Please let me know if my logic is flawed somewhere! 
Thanks,
Nick
 A: Computing the decomposition of a nonnegative integer into sums of powers of $2$ is essentially determining the binary (base-$2$)-representation of a number.
For example, we can decompose $42$ as
$$42 = 32 + 8 + 2 = 1 \cdot 2^5 + 0 \cdot 2^4 + 1 \cdot 2^3 + 0 \cdot 2^2 + 1 \cdot 2^1 = 0 \cdot 2^0,$$
so in binary we write $42$ in bits (the binary analogue of digits) as
$$101010_2$$
(the subscript $_2$ here just reminds us that this should be read as a binary expression and not as a decimal one).
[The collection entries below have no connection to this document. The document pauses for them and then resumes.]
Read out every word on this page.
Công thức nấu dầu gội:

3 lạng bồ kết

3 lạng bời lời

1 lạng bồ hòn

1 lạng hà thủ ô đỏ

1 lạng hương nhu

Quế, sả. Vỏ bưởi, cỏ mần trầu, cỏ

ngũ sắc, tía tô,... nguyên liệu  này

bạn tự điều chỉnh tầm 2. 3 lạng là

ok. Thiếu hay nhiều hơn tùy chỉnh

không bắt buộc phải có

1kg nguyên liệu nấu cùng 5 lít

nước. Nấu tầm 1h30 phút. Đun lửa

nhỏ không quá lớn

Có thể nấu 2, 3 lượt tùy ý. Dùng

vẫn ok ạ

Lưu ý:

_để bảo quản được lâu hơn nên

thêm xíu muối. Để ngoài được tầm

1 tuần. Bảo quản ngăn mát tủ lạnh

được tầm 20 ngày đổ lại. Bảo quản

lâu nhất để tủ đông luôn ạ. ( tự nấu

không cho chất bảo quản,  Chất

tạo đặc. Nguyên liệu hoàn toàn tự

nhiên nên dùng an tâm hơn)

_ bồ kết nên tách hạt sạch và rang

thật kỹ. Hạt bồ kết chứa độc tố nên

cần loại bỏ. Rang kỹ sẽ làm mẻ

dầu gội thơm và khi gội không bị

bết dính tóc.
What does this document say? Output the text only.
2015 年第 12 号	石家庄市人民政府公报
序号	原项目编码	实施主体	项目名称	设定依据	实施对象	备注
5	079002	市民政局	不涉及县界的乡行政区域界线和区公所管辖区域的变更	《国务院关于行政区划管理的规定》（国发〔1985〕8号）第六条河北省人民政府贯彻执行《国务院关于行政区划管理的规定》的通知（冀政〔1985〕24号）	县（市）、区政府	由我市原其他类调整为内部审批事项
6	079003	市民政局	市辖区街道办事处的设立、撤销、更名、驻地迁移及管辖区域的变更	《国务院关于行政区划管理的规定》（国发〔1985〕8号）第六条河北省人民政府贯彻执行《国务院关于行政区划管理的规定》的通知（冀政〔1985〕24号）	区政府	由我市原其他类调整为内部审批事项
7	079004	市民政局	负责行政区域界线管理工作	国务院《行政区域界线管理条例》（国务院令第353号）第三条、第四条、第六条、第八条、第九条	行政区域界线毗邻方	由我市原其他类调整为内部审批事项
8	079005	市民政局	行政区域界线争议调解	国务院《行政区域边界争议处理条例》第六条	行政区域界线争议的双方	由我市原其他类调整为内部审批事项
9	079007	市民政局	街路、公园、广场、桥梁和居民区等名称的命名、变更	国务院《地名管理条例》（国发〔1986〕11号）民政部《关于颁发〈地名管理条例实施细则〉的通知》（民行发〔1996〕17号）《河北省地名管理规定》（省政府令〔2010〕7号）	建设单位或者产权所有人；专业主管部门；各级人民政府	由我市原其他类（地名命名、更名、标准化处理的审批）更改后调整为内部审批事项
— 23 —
Compare this decomposition with the decimal decomposition $$42 = 4 \cdot 10^1 + 2 \cdot 10^0 ;$$ we could thus write $42$ as $42_{10}$ but generally suppress a subscript $_{10}$ unless we're writing about multiple bases at once.
More generally, given the ($n + 1$) numbers $1, 2, 4, \ldots, 2^n$, the numbers expressible as sums of these are precisely the nonnegative integers with at most $n$ bits in their binary representations. (As usual, we take the empty sum to have value $0$.) These are precisely the nonnegative integers no larger than $${\underbrace{1 \cdots 1}_{n + 1}}{}_2 = 2^n + 2^{n - 1} + \cdots + 2 + 1 = 2^{n + 1} - 1.$$
By construction, this representation of any such number is unique (for the same reason that any given positive integer can only be written in decimal in a single way).
Then, in the encoding you describe, the binary representation $a_n \cdots a_0$ encodes the subset of $\{0, \ldots, n\}$ consisting precisely of the numbers $k$ for which $a_k = 1$. (In fact, this prescribes an easy algorithm for this subset from a given value of an $\texttt{integer}$-type variable.)
A: Every integer from $1$ to $2^n-1$ is expressible using the sums of the numbers $1,2,4,8, ... 2^{n-2}, 2^{n-1}$, and no other numbers. This can be proven using induction.